Aus Erfahrungen lernen – und zwar nicht nur für sich selbst, sondern für andere: Genau das passiert bei der Steuben‑Praktikumsmesse, die am 19. Februar 2026 zum ersten Mall stattfand. Hier werden Zehntklässlerinnen und Zehntklässler zu echten Expertinnen und Experten, die ihre Praktikumserlebnisse weitergeben – direkt, ehrlich und auf Augenhöhe.
Die Vorbereitung liegt komplett in den Händen des Jahrgangs 10. Die Schülerinnen und Schüler gestalten Plakate zu ihren Praktika – mal kreativ, mal informativ, oft beides zugleich. Im Fokus stehen dabei die Berufe, die Betriebe und die ganz persönlichen Eindrücke. Parallel verwandeln sie die Mensa Schritt für Schritt in eine Messefläche – mit allem, was dazugehört.
Dann wird es lebendig: Der Jahrgang 8 besucht die Messe klassenweise. In kleinen Gruppen geht es durch die Ausstellung – begleitet von Zehntklässlerinnen und Zehntklässlern, die die Rolle der Guides übernehmen. Sie führen durch die Stände, erzählen aus ihrem Alltag im Praktikum, geben Tipps und beantworten Fragen. Unterstützt wird das Ganze durch kleine Arbeitsaufträge, die die Gespräche ins Rollen bringen.
Wer schneller durch ist, kann sich weiter vertiefen: mit einem Quiz oder mit Praktikumsführern aus Potsdam.

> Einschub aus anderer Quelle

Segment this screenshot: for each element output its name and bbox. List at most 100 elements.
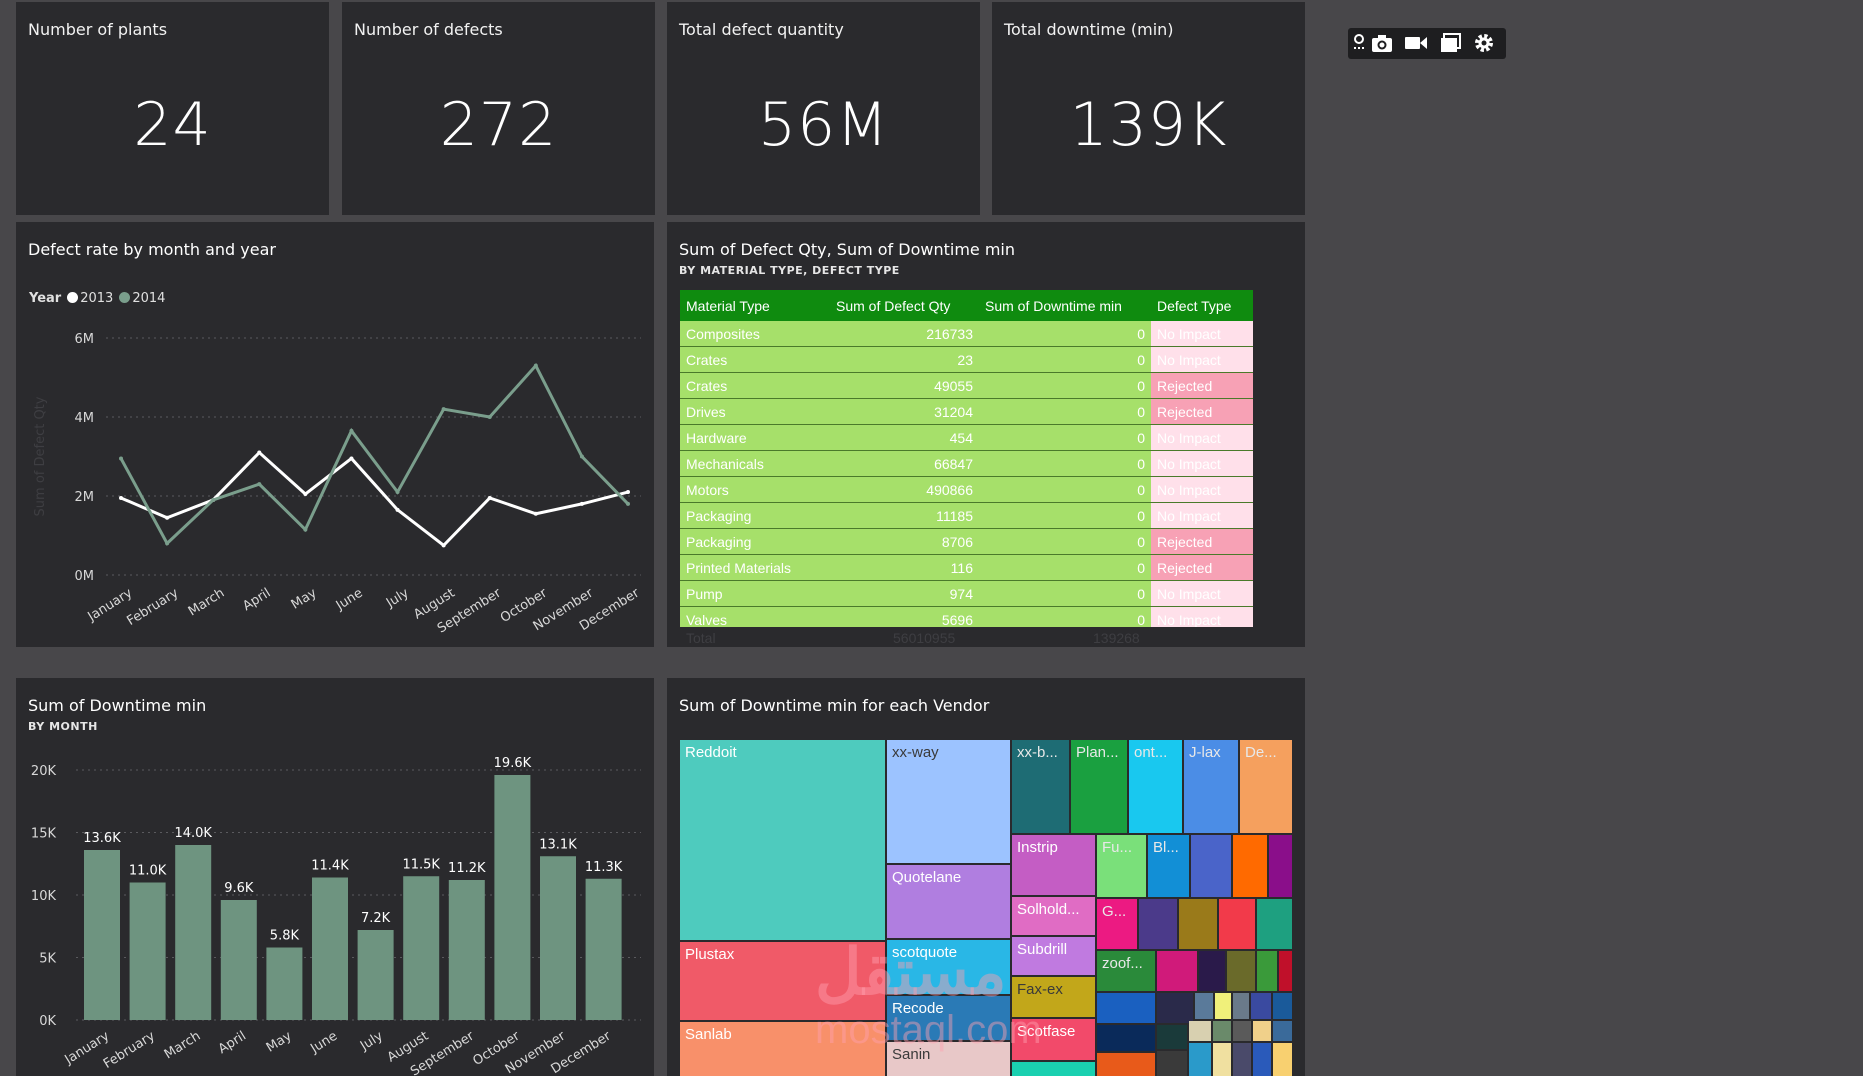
line-chart-visual[interactable]: Defect rate by month and year Year 2013 20…: [16, 222, 654, 647]
kpi-card-defect-qty[interactable]: Total defect quantity 56M: [667, 2, 980, 215]
treemap-tile[interactable]: [1215, 993, 1231, 1019]
treemap-tile[interactable]: [1253, 1043, 1271, 1076]
treemap-tile[interactable]: [1157, 1025, 1187, 1049]
treemap-tile[interactable]: [1157, 1051, 1187, 1076]
kpi-card-downtime[interactable]: Total downtime (min) 139K: [992, 2, 1305, 215]
treemap-tile[interactable]: [1157, 951, 1197, 991]
treemap-tile[interactable]: [1269, 835, 1292, 897]
bar[interactable]: [494, 775, 531, 1020]
bar[interactable]: [403, 876, 440, 1020]
treemap-tile[interactable]: [1273, 1021, 1292, 1041]
treemap-tile[interactable]: Fax-ex: [1012, 977, 1095, 1017]
treemap-tile[interactable]: [1097, 1025, 1155, 1051]
treemap-tile[interactable]: [1213, 1021, 1231, 1041]
treemap-tile[interactable]: [1233, 835, 1267, 897]
column-header-defect-type[interactable]: Defect Type: [1151, 290, 1253, 321]
cell-defect-type: No Impact: [1151, 450, 1253, 477]
table-row[interactable]: Packaging 11185 0 No Impact: [680, 502, 1253, 529]
treemap-tile[interactable]: [1157, 993, 1193, 1023]
treemap-tile[interactable]: Fu...: [1097, 835, 1146, 897]
bar[interactable]: [357, 930, 394, 1020]
copy-icon[interactable]: [1438, 32, 1462, 54]
treemap-tile[interactable]: [1189, 1043, 1211, 1076]
treemap-tile[interactable]: [1233, 993, 1249, 1019]
column-header-material-type[interactable]: Material Type: [680, 290, 830, 321]
treemap-tile[interactable]: xx-b...: [1012, 740, 1069, 833]
treemap-tile[interactable]: Sanlab: [680, 1022, 885, 1076]
treemap-tile-label: Subdrill: [1017, 941, 1068, 958]
treemap-tile[interactable]: Quotelane: [887, 865, 1010, 938]
treemap-tile[interactable]: Scotfase: [1012, 1019, 1095, 1060]
bar[interactable]: [540, 856, 576, 1020]
treemap-tile[interactable]: G...: [1097, 899, 1137, 949]
bar[interactable]: [266, 947, 303, 1021]
treemap-tile[interactable]: [1195, 993, 1213, 1019]
treemap-tile[interactable]: [1139, 899, 1177, 949]
treemap-tile[interactable]: [1233, 1021, 1251, 1041]
bar-data-label: 11.4K: [311, 859, 349, 874]
treemap-tile[interactable]: [1233, 1043, 1251, 1076]
treemap-tile[interactable]: zoof...: [1097, 951, 1155, 991]
treemap-tile[interactable]: [1189, 1021, 1211, 1041]
treemap-tile[interactable]: [1253, 1021, 1271, 1041]
table-row[interactable]: Crates 49055 0 Rejected: [680, 372, 1253, 399]
bar[interactable]: [448, 880, 485, 1020]
treemap-tile[interactable]: De...: [1240, 740, 1292, 833]
column-header-defect-qty[interactable]: Sum of Defect Qty: [830, 290, 979, 321]
treemap-tile[interactable]: [1227, 951, 1255, 991]
treemap-tile[interactable]: [1199, 951, 1225, 991]
pin-icon[interactable]: [1352, 32, 1366, 54]
treemap-tile[interactable]: [1179, 899, 1217, 949]
treemap-tile[interactable]: ont...: [1129, 740, 1182, 833]
bar[interactable]: [84, 850, 120, 1020]
camera-icon[interactable]: [1370, 32, 1394, 54]
table-row[interactable]: Printed Materials 116 0 Rejected: [680, 554, 1253, 581]
treemap-tile[interactable]: [1012, 1062, 1095, 1076]
kpi-card-defects[interactable]: Number of defects 272: [342, 2, 655, 215]
treemap-tile[interactable]: Bl...: [1148, 835, 1189, 897]
treemap-tile[interactable]: [1219, 899, 1255, 949]
treemap-tile[interactable]: Plustax: [680, 942, 885, 1020]
bar[interactable]: [129, 882, 166, 1021]
table-row[interactable]: Composites 216733 0 No Impact: [680, 321, 1253, 347]
treemap-visual[interactable]: Sum of Downtime min for each Vendor Redd…: [667, 678, 1305, 1076]
video-icon[interactable]: [1404, 32, 1428, 54]
treemap-tile[interactable]: [1279, 951, 1292, 991]
treemap-tile[interactable]: Reddoit: [680, 740, 885, 940]
bar[interactable]: [312, 877, 348, 1021]
table-row[interactable]: Motors 490866 0 No Impact: [680, 476, 1253, 503]
kpi-card-plants[interactable]: Number of plants 24: [16, 2, 329, 215]
treemap-tile[interactable]: [1213, 1043, 1231, 1076]
table-row[interactable]: Hardware 454 0 No Impact: [680, 424, 1253, 451]
table-row[interactable]: Mechanicals 66847 0 No Impact: [680, 450, 1253, 477]
bar[interactable]: [585, 878, 622, 1020]
treemap-tile[interactable]: scotquote: [887, 940, 1010, 994]
treemap-tile[interactable]: [1273, 993, 1292, 1019]
treemap-tile[interactable]: Plan...: [1071, 740, 1127, 833]
treemap-tile[interactable]: Instrip: [1012, 835, 1095, 895]
treemap-tile[interactable]: [1097, 993, 1155, 1023]
gear-icon[interactable]: [1472, 32, 1496, 54]
table-row[interactable]: Drives 31204 0 Rejected: [680, 398, 1253, 425]
treemap-tile[interactable]: Sanin: [887, 1042, 1010, 1076]
treemap-tile[interactable]: [1097, 1053, 1155, 1076]
treemap-tile[interactable]: [1251, 993, 1271, 1019]
bar[interactable]: [220, 900, 257, 1020]
treemap-tile[interactable]: [1273, 1043, 1292, 1076]
treemap-tile[interactable]: Recode: [887, 996, 1010, 1040]
column-header-downtime[interactable]: Sum of Downtime min: [979, 290, 1151, 321]
treemap-tile[interactable]: J-lax: [1184, 740, 1238, 833]
treemap-tile[interactable]: [1257, 899, 1292, 949]
table-row[interactable]: Packaging 8706 0 Rejected: [680, 528, 1253, 555]
treemap-tile[interactable]: xx-way: [887, 740, 1010, 863]
cell-downtime: 0: [979, 321, 1151, 347]
table-row[interactable]: Crates 23 0 No Impact: [680, 346, 1253, 373]
treemap-tile[interactable]: [1191, 835, 1231, 897]
bar[interactable]: [175, 845, 212, 1020]
treemap-tile[interactable]: Subdrill: [1012, 937, 1095, 975]
treemap-tile[interactable]: [1257, 951, 1277, 991]
table-row[interactable]: Pump 974 0 No Impact: [680, 580, 1253, 607]
bar-chart-visual[interactable]: Sum of Downtime min BY MONTH 0K 5K 10K 15K 2…: [16, 678, 654, 1076]
treemap-tile[interactable]: Solhold...: [1012, 897, 1095, 935]
table-row[interactable]: Valves 5696 0 No Impact: [680, 606, 1253, 627]
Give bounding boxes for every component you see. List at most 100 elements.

Und am Ende? Stimmen alle für ihr Lieblingsplakat ab – ein kleines Detail mit großer Wirkung, denn es sorgt für zusätzliche Motivation und echte Wertschätzung.

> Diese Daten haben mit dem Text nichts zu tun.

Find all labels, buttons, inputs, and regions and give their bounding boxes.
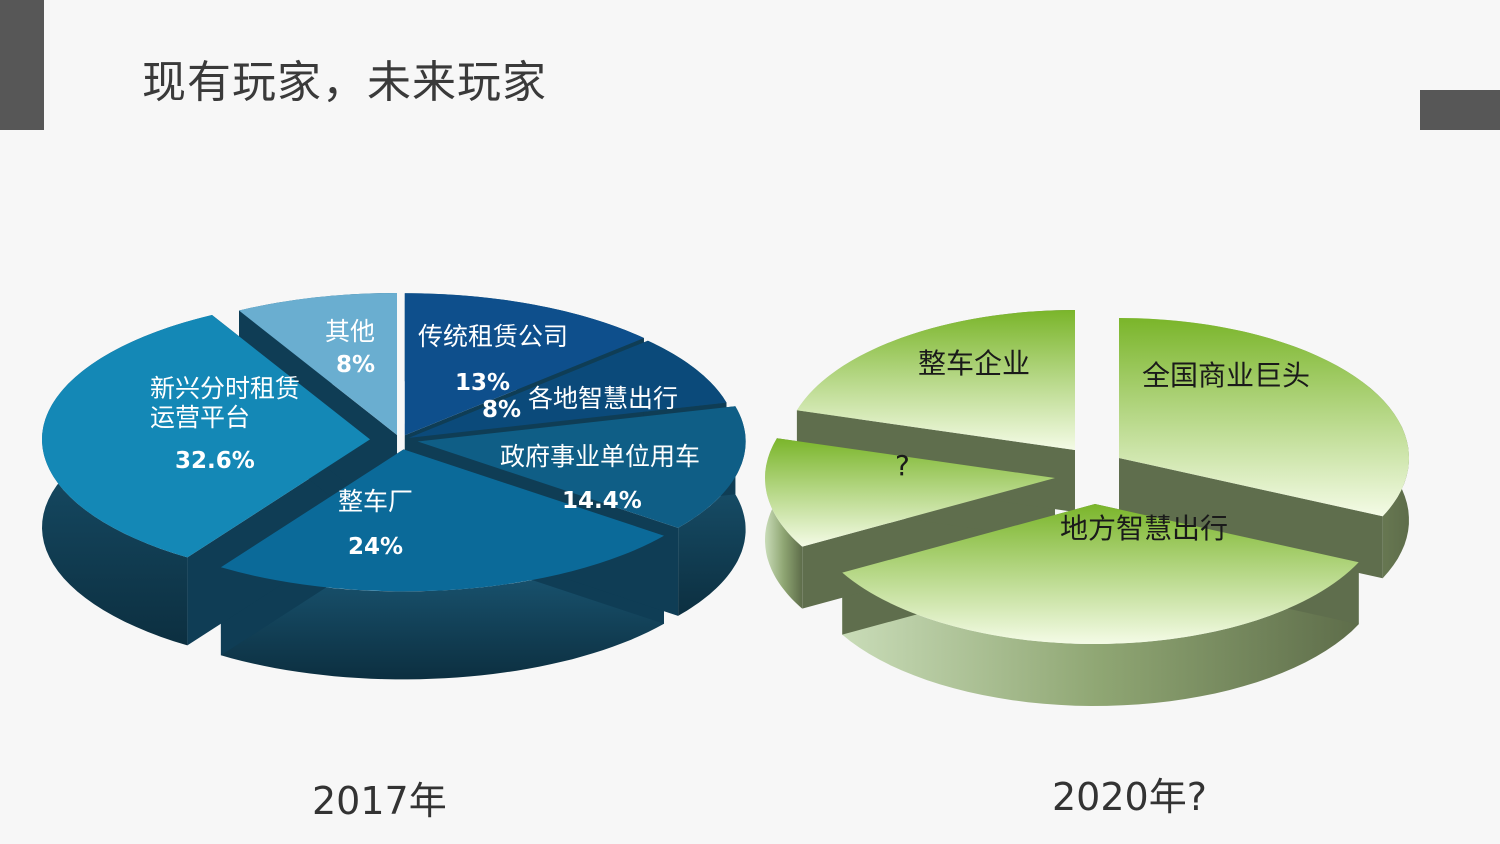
pie-slice-face — [1119, 458, 1383, 579]
caption-2017: 2017年 — [312, 779, 447, 823]
slice-value-label: 14.4% — [562, 488, 642, 514]
pie-slice — [1119, 318, 1409, 517]
pie-slice-side — [220, 535, 664, 680]
slice-label: 其他 — [325, 317, 375, 346]
slice-label: 全国商业巨头 — [1142, 359, 1310, 392]
left-accent-bar — [0, 0, 44, 130]
pie-2017: 传统租赁公司 13% 各地智慧出行 8% 政府事业单位用车 14.4% 整车厂 24% 新兴分时… — [41, 292, 746, 680]
slice-label: 政府事业单位用车 — [500, 442, 700, 471]
slice-value-label: 24% — [348, 534, 403, 560]
slice-label: 各地智慧出行 — [528, 384, 678, 413]
pie-slice — [842, 504, 1359, 644]
pie-slice — [41, 315, 371, 558]
slice-label: 整车企业 — [918, 347, 1030, 380]
slice-label: 地方智慧出行 — [1060, 512, 1228, 545]
slice-label: 运营平台 — [150, 403, 250, 432]
slice-label: 传统租赁公司 — [418, 322, 568, 351]
slice-label: 整车厂 — [338, 487, 413, 516]
caption-2020: 2020年? — [1052, 775, 1207, 819]
slice-value-label: 8% — [482, 397, 521, 423]
pie-slice — [404, 293, 644, 436]
pie-slice-side — [842, 562, 1359, 706]
pie-slice — [765, 438, 1055, 547]
slice-label: ? — [895, 449, 910, 482]
pie-slice — [220, 449, 664, 592]
pie-slice-side — [678, 406, 746, 616]
slice-value-label: 32.6% — [175, 448, 255, 474]
right-accent-bar — [1420, 90, 1500, 130]
slice-label: 新兴分时租赁 — [150, 374, 300, 403]
slice-value-label: 8% — [336, 352, 375, 378]
pie-slice — [239, 292, 398, 435]
pie-slice — [796, 310, 1076, 450]
slide-title: 现有玩家，未来玩家 — [142, 57, 547, 108]
pie-slice — [408, 340, 727, 438]
pie-slice — [417, 406, 746, 528]
slice-value-label: 13% — [455, 370, 510, 396]
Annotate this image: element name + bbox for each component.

Ganz nebenbei entsteht eine besondere Atmosphäre: offen, neugierig, fast ein bisschen wie auf einer „echten“ Berufsmesse – inklusive Crêpes, die für gute Laune sorgen und den Einsatz der Ausstellenden belohnen.
Herausforderungen
So lebendig die Messe ist – die Zeitplanung bleibt eine Herausforderung. Wie lange braucht eine Gruppe wirklich, um alles zu entdecken? Die Erfahrung zeigt: Weniger ist hier oft mehr. Künftig soll der Rundgang bewusst kürzer angelegt werden – etwa 45 Minuten pro Klasse erscheinen realistisch und gut umsetzbar.
Positive Erfahrungen
Was besonders im Gedächtnis bleibt: die Energie und der Stolz des Jahrgangs 10. Ihre Praktika bekommen eine Bühne, ihre Erfahrungen zählen – und das spürt man. Die Tipps sind praxisnah („Fangt früher an zu suchen!“), die Einblicke authentisch und manchmal überraschend.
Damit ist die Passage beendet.